1 - Unicode
ISO/IEC JTC1/SC2/ WG2 N 2942
2005-08-12
Universal Multiple Octet Coded Character Set
International Organization for Standardization
Organisation internationale de normalisation
Международная организация по стандартизации
Doc Type: Working Group Document
Title: Proposal to add nine lowercase characters
Source: The Unicode Consortium (Asmus Freytag), US NB (Ken Whistler)
Status: Liaison + NB Contribution
Action: For consideration by JTC1/SC2/WG2
Related: US comments in N2959 FDAM ballot
Background
Caseless programming language identifiers and similar formats or processing, such as StringPrep, which is used in internationalized domain names (IDN), use a process called case folding. Whenever the case folding behavior of assigned characters is changed, it causes serious problems for implementations / specifications that need to maintain backwards compatibility. While these problems can be dealt with by the implementations / specifications, it would clearly simplify matters for them to be able to depend on stability. This is especially important for widely deployed specifications with many implementers, such as StringPrep. Because so very many implementations and protocols depend on case folding of identifiers, and require identifiers to be stable, it is important that 10646 and Unicode provide the ability to have complete stability.

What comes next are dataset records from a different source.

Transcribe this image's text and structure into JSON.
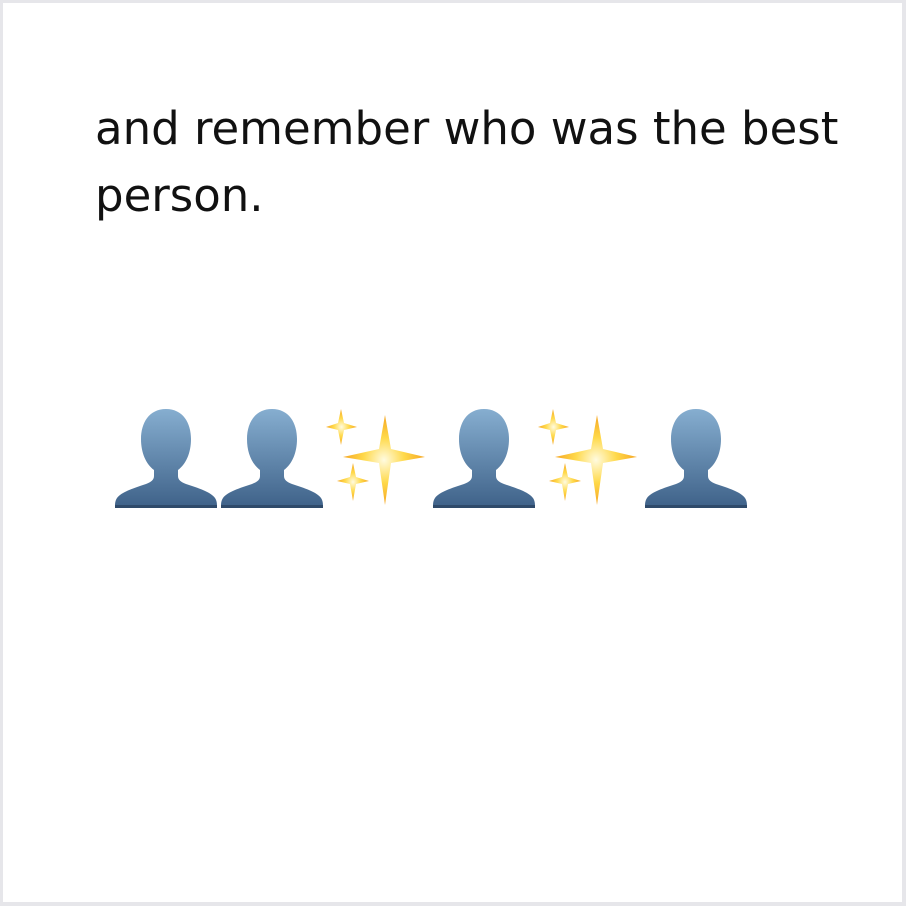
{
  "caption": {
    "text": "and remember who was the best person."
  },
  "emoji_row": [
    {
      "icon": "bust-in-silhouette-icon"
    },
    {
      "icon": "bust-in-silhouette-icon"
    },
    {
      "icon": "sparkles-icon"
    },
    {
      "icon": "bust-in-silhouette-icon"
    },
    {
      "icon": "sparkles-icon"
    },
    {
      "icon": "bust-in-silhouette-icon"
    }
  ],
  "colors": {
    "silhouette_top": "#86aed0",
    "silhouette_bottom": "#3f6289",
    "sparkle_core": "#fff7a8",
    "sparkle_edge": "#f5a623",
    "text": "#111111",
    "background": "#ffffff"
  }
}
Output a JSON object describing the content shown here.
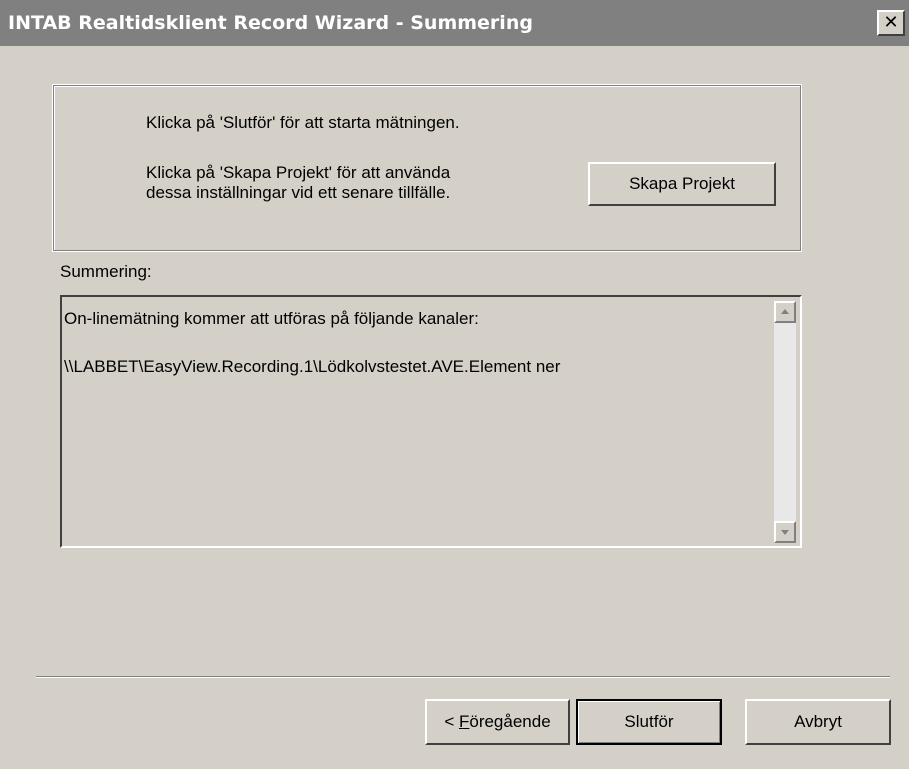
{
  "window": {
    "title": "INTAB Realtidsklient Record Wizard - Summering",
    "close_glyph": "✕"
  },
  "instructions": {
    "line1": "Klicka på 'Slutför' för att starta mätningen.",
    "line2": "Klicka på 'Skapa Projekt' för att använda",
    "line3": "dessa inställningar vid ett senare tillfälle.",
    "create_project_button": "Skapa Projekt"
  },
  "summary": {
    "label": "Summering:",
    "line1": "On-linemätning kommer att utföras på följande kanaler:",
    "line2": "\\\\LABBET\\EasyView.Recording.1\\Lödkolvstestet.AVE.Element ner"
  },
  "footer": {
    "prev_prefix": "< ",
    "prev_mnemonic": "F",
    "prev_rest": "öregående",
    "finish_button": "Slutför",
    "cancel_button": "Avbryt"
  },
  "colors": {
    "face": "#d4d0c8",
    "titlebar": "#808080",
    "title_text": "#ffffff"
  }
}
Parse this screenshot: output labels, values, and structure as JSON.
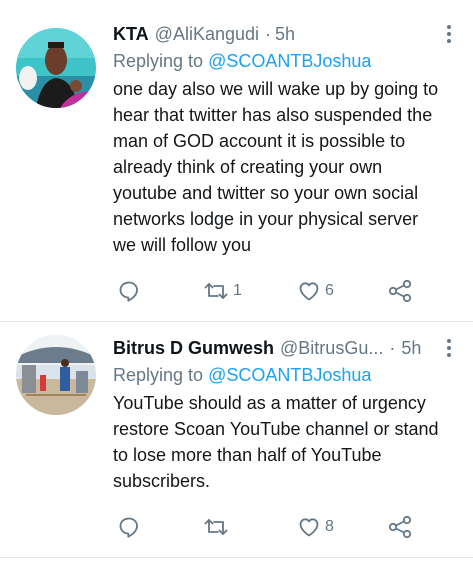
{
  "tweets": [
    {
      "author_name": "KTA",
      "handle": "@AliKangudi",
      "separator": "·",
      "time": "5h",
      "replying_prefix": "Replying to ",
      "replying_to": "@SCOANTBJoshua",
      "text": "one day also we will wake up by going to\nhear that twitter has also suspended the\nman of GOD account it is possible to\nalready think of creating your own\nyoutube and twitter so your own social\nnetworks lodge in your physical server\nwe will follow you",
      "retweets": "1",
      "likes": "6",
      "icons": [
        "reply-icon",
        "retweet-icon",
        "like-icon",
        "share-icon",
        "more-options-icon"
      ]
    },
    {
      "author_name": "Bitrus D Gumwesh",
      "handle": "@BitrusGu...",
      "separator": "·",
      "time": "5h",
      "replying_prefix": "Replying to ",
      "replying_to": "@SCOANTBJoshua",
      "text": "YouTube should as a matter of urgency\nrestore Scoan YouTube channel or stand\nto lose more than half of YouTube\nsubscribers.",
      "retweets": "",
      "likes": "8",
      "icons": [
        "reply-icon",
        "retweet-icon",
        "like-icon",
        "share-icon",
        "more-options-icon"
      ]
    }
  ],
  "colors": {
    "text": "#14171a",
    "secondary": "#657786",
    "mention": "#1da1f2",
    "divider": "#e1e8ed"
  }
}
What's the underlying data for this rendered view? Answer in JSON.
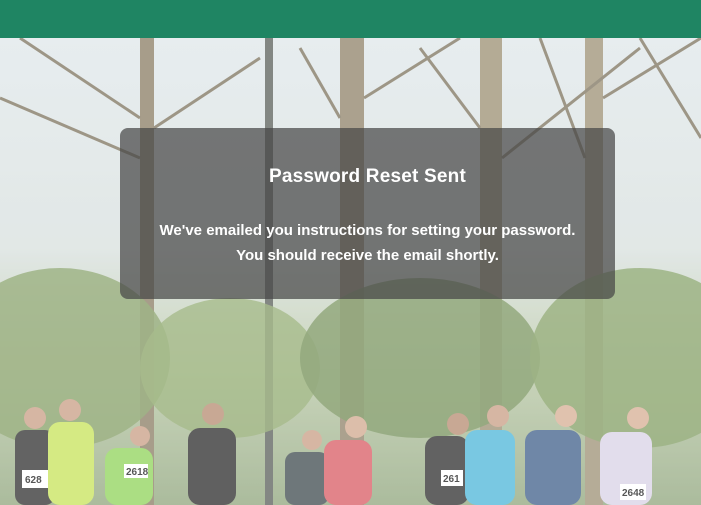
{
  "header": {
    "bar_color": "#1f8563"
  },
  "hero": {
    "image_description_icon": "runners-photo-icon"
  },
  "notice": {
    "title": "Password Reset Sent",
    "line1": "We've emailed you instructions for setting your password.",
    "line2": "You should receive the email shortly."
  },
  "bibs": [
    "628",
    "2618",
    "261",
    "2648"
  ]
}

Case folding is the process of mapping text to a unique form that eliminates case distinctions. The case folding defined by the Unicode Standard maps text to the lower case form. If a lowercase character does not have an uppercase form it is not a problem for stability. When the uppercase form is added, the mapping can be added. Since the uppercase form didn't previously exist, stability is not disturbed. However, there is an issue when an uppercase character does not a lowercase form.
The case foldings defined by the Unicode Standard have been reviewed extensively, and have not been changed for a long time, other than to account for new characters. This makes the possibility possible of a stability policy guaranteeing that they do not change. One remaining potential source of change is where characters do not currently have a lower case mapping, because the lower case element of the case pair has not been encoded.
There are nine such upper case characters:
U+023A LATIN CAPITAL LETTER A WITH STROKE new in AMD1
U+023E LATIN CAPITAL LETTER T WITH DIAGONAL STROKE new in AMD1
U+0241 LATIN CAPTIAL LETTER GLOTTAL STOP new in AMD1
U+03FD GREEK CAPITAL REVERSED LUNATE SIGMA SYMBOL new in AMD1
U+03FE GREEK CAPITAL DOTTED LUNATE SIGMA SYMBOL new in AMD1
U+03FF GREEK CAPITAL REVERSED DOTTED LUNATE SIGMA SYMBOL new in AMD1
U+04C0 CYRILLIC LETTER PALOCHKA
U+2132 TURNED CAPITAL F
U+2183 ROMAN NUMERAL REVERSED C
In many of these cases there are indications that lower case forms are used in some circumstances. This makes it very likely that there would be future requests for addition of lowercase forms. Therefore, until the lowercase forms are added, stability of case folding cannot be guaranteed. Because of the importance of stable case folding the Unicode Consortium and US NB feel that this is a matter of considerable urgency and ask WG2 to carefully consider the proposal in Section 2 of this document.
Proposal
The Unicode Consortium and US NB request the addition of lower case forms for these characters, according to the list below.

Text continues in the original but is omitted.